Bonne nouvelle : Neil Labute est vivant ! On l’avait laissé mourant avec The Wicker Man. Il revient, même si c’est encore au travers d’un film de genre, avec sa subtilité et son anticonformisme habituel.
L’histoire est classique : un jeune couple s’installe dans une banlieue angeleno, et se retrouve harcelé par un flic vindicatif. C’est déjà l’argument de plusieurs films dont Obsession Fatale avec Ray Liotta.
Mais ici, Labute introduit un grain de poivre : le conflit racial, et surtout, il en inverse les clichés : le harceleur est flic et noir, le harcelé est blanc, la harcelée est noire. Un triangle de tensions explosif, qui révèle toutes les contradictions de la société américaine. Si je me plains d’un flic, c’est que je suis démocrate, si je me plains d’un noir, c’est parce que je suis blanc, etc.
Le personnage du harceleur est porté avec toute la subtilité nécessaire par Samuel L. Jackson. Flic, noir, religieux, républicain, veuf éploré, père de famille autoritaire, Abel* semble n’être qu’un bloc. Pas tant que ça pourtant. Le decent american cop expose sa négritude partout, mais il a tout fait pour s’installer dans un quartier blanc, et réprimande sa fille au moindre écart de langage trop black. Et fait comprendre au petit blanc que malgré sa femme noire, et sa passion pour le rap, il ne sera jamais assez noir.
En face, le mari compose, compense, porte le fardeau de l’homme blanc : le racisme, principe consubstantiel du Maître blanc ? Il s’énerve contre son voisin noir ? « Comme avec mon père, chéri ! » lui répond son épouse. Aucune échappatoire possible.

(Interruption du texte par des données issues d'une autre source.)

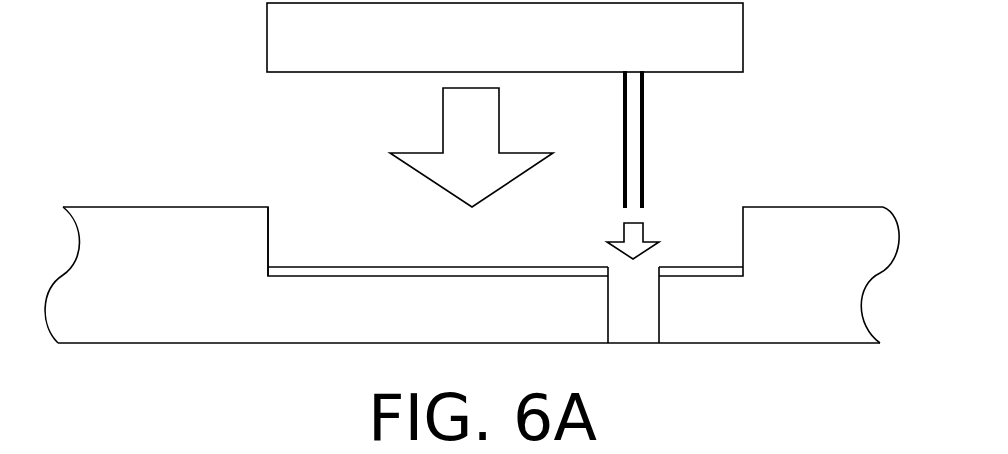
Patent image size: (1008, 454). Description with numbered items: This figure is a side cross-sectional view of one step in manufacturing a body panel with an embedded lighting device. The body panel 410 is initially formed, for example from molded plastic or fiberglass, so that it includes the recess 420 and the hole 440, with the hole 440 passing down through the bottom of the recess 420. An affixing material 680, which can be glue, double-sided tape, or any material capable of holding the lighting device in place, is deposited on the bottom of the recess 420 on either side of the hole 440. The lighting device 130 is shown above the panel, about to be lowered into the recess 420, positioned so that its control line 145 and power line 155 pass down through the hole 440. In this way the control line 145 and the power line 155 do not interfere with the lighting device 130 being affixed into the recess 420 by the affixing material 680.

The lighting device 130 is at (267, 37).
The power line 155 is at (623, 122).
The control line 145 is at (644, 122).
The substrate 410 is at (112, 344).
The recess 420 is at (274, 222).
The hole 440 is at (660, 307).
The affixing material 680 is at (331, 274).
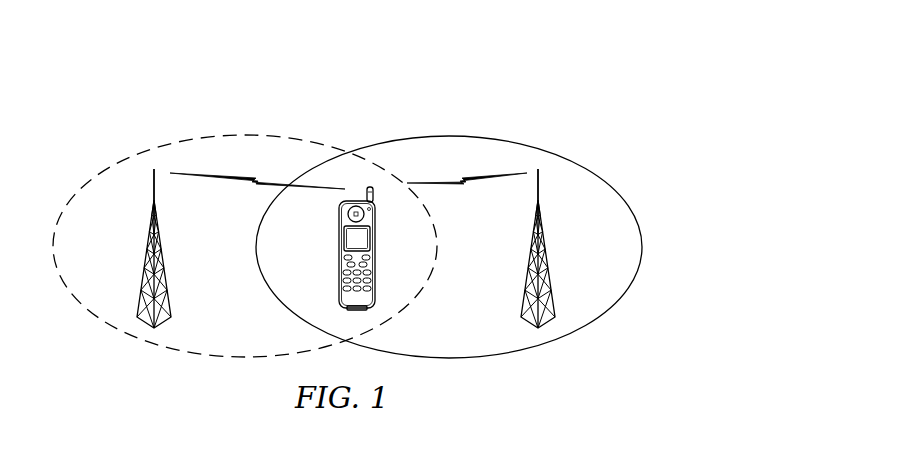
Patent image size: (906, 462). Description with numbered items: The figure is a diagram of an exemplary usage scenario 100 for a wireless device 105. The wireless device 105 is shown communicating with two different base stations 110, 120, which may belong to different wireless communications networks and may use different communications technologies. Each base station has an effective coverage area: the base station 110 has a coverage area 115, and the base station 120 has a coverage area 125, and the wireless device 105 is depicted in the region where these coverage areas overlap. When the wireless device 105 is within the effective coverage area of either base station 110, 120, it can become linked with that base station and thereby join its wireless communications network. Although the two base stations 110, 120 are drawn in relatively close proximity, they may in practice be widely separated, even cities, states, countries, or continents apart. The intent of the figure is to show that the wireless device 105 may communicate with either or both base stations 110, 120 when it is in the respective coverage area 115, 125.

The usage scenario 100 is at (528, 92).
The wireless device 105 is at (339, 263).
The base station 110 is at (146, 252).
The coverage area 115 is at (167, 352).
The base station 120 is at (546, 253).
The coverage area 125 is at (525, 352).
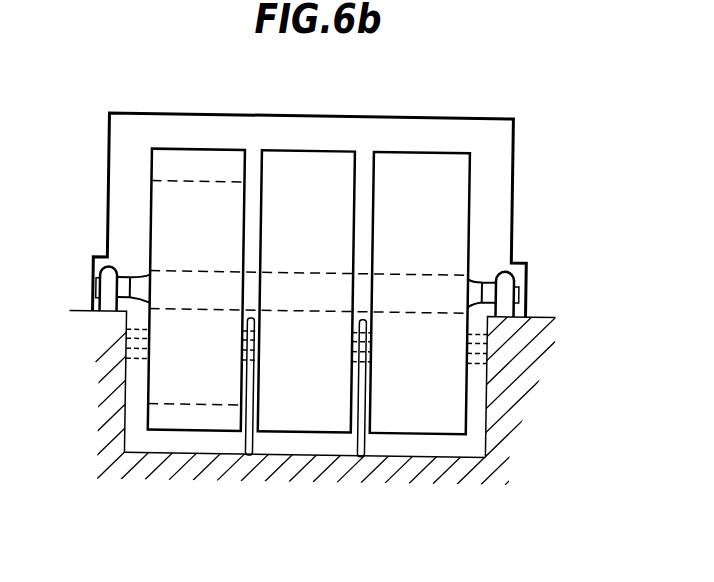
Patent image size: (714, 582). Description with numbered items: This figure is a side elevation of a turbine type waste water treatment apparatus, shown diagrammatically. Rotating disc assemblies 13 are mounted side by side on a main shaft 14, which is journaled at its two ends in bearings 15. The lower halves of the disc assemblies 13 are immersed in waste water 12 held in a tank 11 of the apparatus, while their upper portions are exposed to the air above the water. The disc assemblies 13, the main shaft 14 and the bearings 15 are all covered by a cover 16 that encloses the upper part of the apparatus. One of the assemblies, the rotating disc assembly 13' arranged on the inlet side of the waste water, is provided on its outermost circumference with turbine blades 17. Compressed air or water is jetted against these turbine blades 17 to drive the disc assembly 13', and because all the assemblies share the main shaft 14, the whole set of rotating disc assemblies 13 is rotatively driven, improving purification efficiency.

The tank 11 is at (125, 414).
The waste water 12 is at (487, 331).
The rotating disc assemblies 13 is at (306, 267).
The rotating disc assembly 13' is at (205, 249).
The main shaft 14 is at (474, 290).
The bearings 15 is at (103, 260).
The cover 16 is at (108, 155).
The turbine blades 17 is at (178, 418).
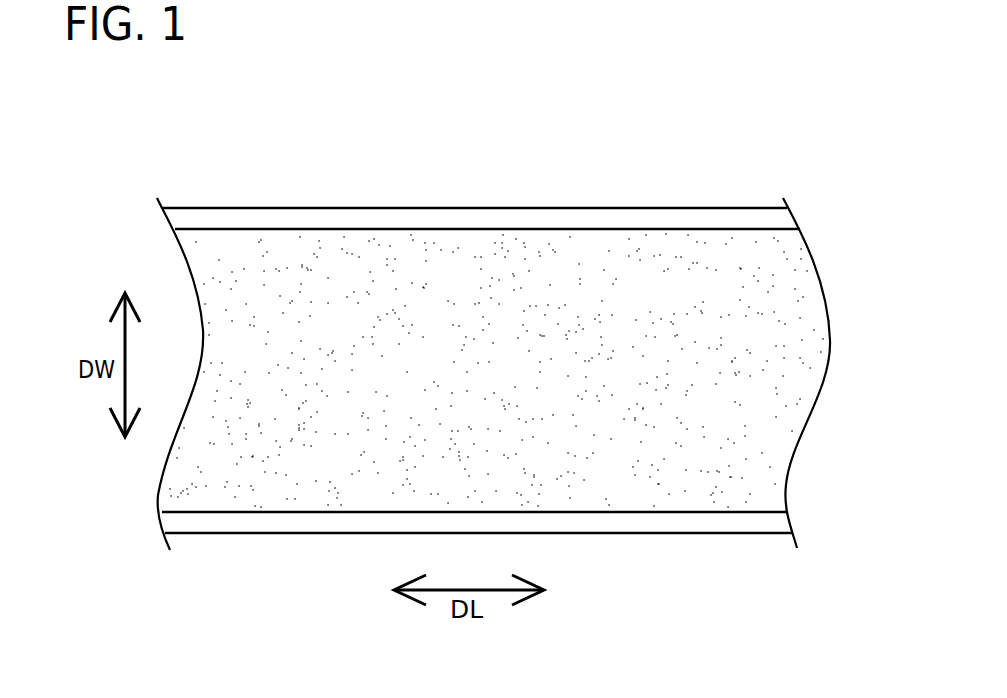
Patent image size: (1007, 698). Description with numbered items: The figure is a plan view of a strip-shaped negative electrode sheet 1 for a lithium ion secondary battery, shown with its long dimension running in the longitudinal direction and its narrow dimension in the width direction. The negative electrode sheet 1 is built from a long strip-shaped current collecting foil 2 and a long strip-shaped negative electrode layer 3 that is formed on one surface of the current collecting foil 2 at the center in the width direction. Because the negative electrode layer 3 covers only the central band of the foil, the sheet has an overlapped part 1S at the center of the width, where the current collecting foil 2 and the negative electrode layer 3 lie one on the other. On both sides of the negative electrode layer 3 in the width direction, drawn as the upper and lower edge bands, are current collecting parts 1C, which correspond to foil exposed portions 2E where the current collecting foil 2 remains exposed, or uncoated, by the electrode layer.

The negative electrode sheet 1 is at (493, 337).
The current collecting part 1C is at (658, 218).
The overlapped part 1S is at (747, 450).
The current collecting foil 2 is at (272, 520).
The foil exposed portion 2E is at (643, 522).
The negative electrode layer 3 is at (777, 265).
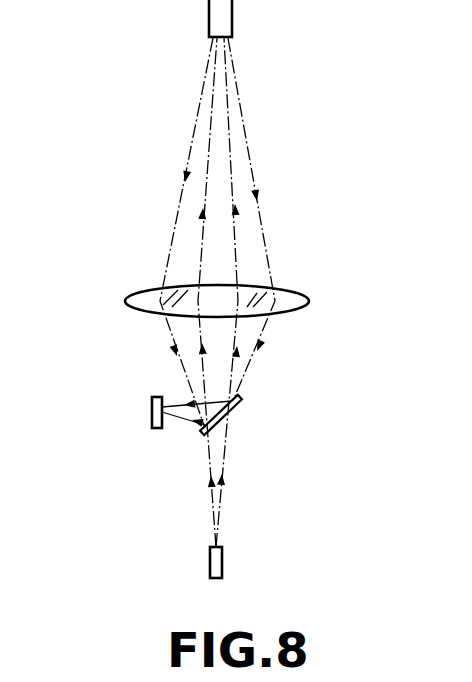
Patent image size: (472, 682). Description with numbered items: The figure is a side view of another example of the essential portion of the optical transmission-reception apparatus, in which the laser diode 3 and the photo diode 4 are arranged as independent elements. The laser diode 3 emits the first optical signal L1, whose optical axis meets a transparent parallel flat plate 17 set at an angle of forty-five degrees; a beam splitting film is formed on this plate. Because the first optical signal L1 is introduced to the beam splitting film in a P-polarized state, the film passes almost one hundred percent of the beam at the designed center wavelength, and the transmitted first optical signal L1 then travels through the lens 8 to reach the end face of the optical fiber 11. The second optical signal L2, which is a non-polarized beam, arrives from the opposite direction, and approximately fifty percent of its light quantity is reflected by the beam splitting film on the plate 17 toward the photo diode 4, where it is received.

The optical fiber 11 is at (233, 29).
The first optical signal L1 is at (202, 197).
The second optical signal L2 is at (247, 145).
The lens 8 is at (295, 293).
The transparent parallel flat plate 17 is at (238, 405).
The photo diode 4 is at (152, 411).
The laser diode 3 is at (222, 555).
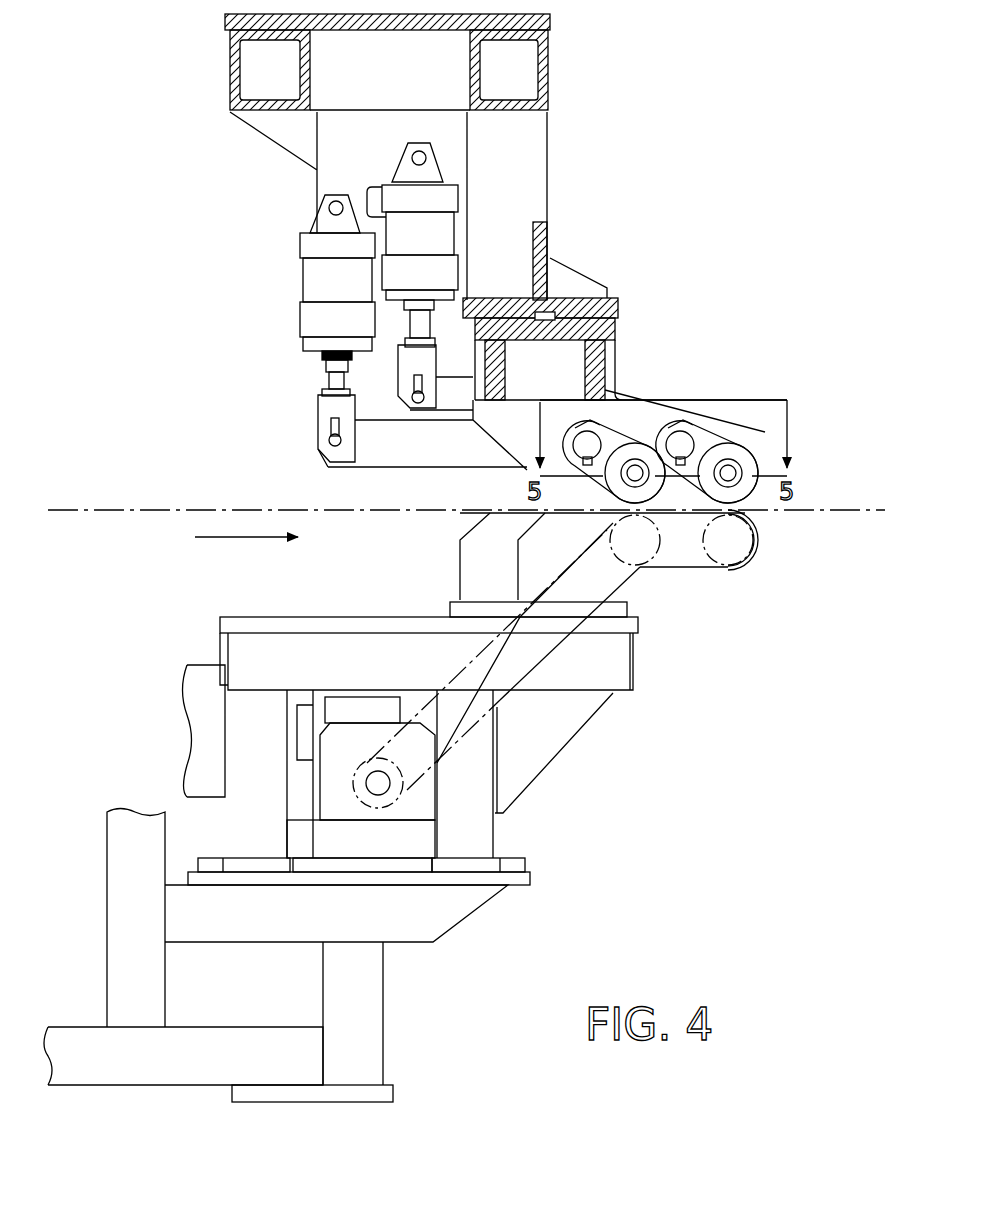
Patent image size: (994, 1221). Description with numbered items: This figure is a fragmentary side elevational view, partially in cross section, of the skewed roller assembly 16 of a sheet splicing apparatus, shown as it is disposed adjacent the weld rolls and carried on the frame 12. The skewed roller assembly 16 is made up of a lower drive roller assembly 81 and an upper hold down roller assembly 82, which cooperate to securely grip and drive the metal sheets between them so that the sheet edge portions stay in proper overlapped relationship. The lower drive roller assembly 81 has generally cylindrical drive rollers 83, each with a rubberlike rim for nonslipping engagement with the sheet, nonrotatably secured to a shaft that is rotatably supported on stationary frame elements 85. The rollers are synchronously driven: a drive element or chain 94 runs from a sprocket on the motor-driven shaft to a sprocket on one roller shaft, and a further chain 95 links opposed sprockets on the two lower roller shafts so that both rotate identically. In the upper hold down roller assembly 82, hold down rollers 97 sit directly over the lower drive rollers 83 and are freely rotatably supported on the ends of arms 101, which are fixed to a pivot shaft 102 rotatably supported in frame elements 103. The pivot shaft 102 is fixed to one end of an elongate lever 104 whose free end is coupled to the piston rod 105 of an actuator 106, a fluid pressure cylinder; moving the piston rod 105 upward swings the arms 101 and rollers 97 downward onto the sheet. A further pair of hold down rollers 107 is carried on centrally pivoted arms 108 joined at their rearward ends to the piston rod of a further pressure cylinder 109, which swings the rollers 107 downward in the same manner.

The frame 12 is at (482, 915).
The skewed roller assembly 16 is at (730, 704).
The lower drive roller assembly 81 is at (762, 572).
The upper hold down roller assembly 82 is at (768, 449).
The drive rollers 83 is at (758, 545).
The stationary frame elements 85 is at (545, 553).
The drive element or chain 94 is at (470, 662).
The chain 95 is at (686, 567).
The hold down rollers 97 is at (750, 512).
The arms 101 is at (703, 447).
The pivot shaft 102 is at (686, 445).
The frame elements 103 is at (632, 418).
The elongate lever 104 is at (458, 392).
The piston rod 105 is at (430, 355).
The actuator 106 is at (440, 232).
The hold down rollers 107 is at (622, 494).
The arms 108 is at (418, 452).
The pressure cylinder 109 is at (322, 283).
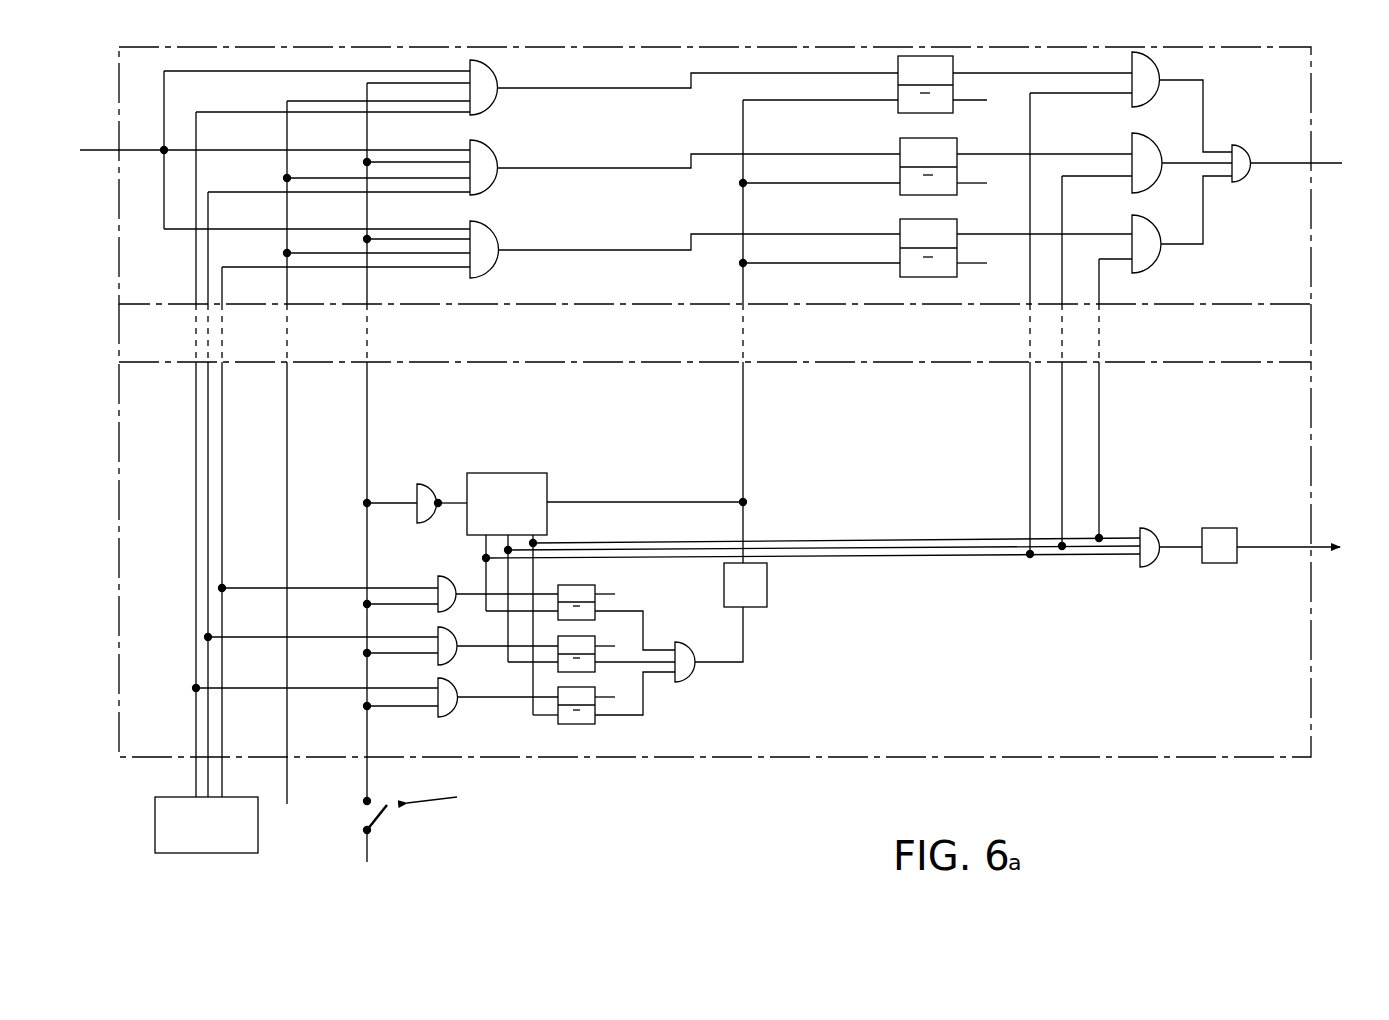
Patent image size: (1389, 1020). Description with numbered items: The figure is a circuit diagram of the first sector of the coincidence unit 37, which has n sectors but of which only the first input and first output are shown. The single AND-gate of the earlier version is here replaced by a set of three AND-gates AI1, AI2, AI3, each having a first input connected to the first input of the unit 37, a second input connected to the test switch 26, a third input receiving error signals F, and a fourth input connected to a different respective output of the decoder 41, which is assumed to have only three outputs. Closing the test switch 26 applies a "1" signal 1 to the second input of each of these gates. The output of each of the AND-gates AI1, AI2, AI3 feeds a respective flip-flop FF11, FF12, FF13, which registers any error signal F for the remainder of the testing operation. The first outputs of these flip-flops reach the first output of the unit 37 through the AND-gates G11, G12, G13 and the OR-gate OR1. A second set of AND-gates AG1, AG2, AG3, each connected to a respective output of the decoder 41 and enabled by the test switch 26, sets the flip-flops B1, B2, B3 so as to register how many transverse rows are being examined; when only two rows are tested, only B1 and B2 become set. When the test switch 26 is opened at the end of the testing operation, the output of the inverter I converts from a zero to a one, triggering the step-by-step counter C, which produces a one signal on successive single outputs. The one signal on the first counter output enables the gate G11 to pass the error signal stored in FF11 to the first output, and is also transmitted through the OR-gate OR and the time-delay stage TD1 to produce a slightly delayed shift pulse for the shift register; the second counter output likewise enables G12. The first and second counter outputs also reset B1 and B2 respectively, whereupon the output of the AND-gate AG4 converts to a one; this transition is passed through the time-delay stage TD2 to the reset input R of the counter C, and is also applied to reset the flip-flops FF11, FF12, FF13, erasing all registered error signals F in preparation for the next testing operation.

The "1" signal 1 is at (721, 162).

Soutenu par son producteur Will Smith (noir), Labute (blanc) se régale, dans ces situations politiquement incorrectes où il excelle. Et si le thriller reste très classique, malgré la métaphore de L.A. en flammes, ce harcèlement vaut le détour.
*Labute n’a pas oublié son passage à l’église mormone : son méchant s’appelle Abel (un autre brother, plutôt victime), et son martyr… Chris.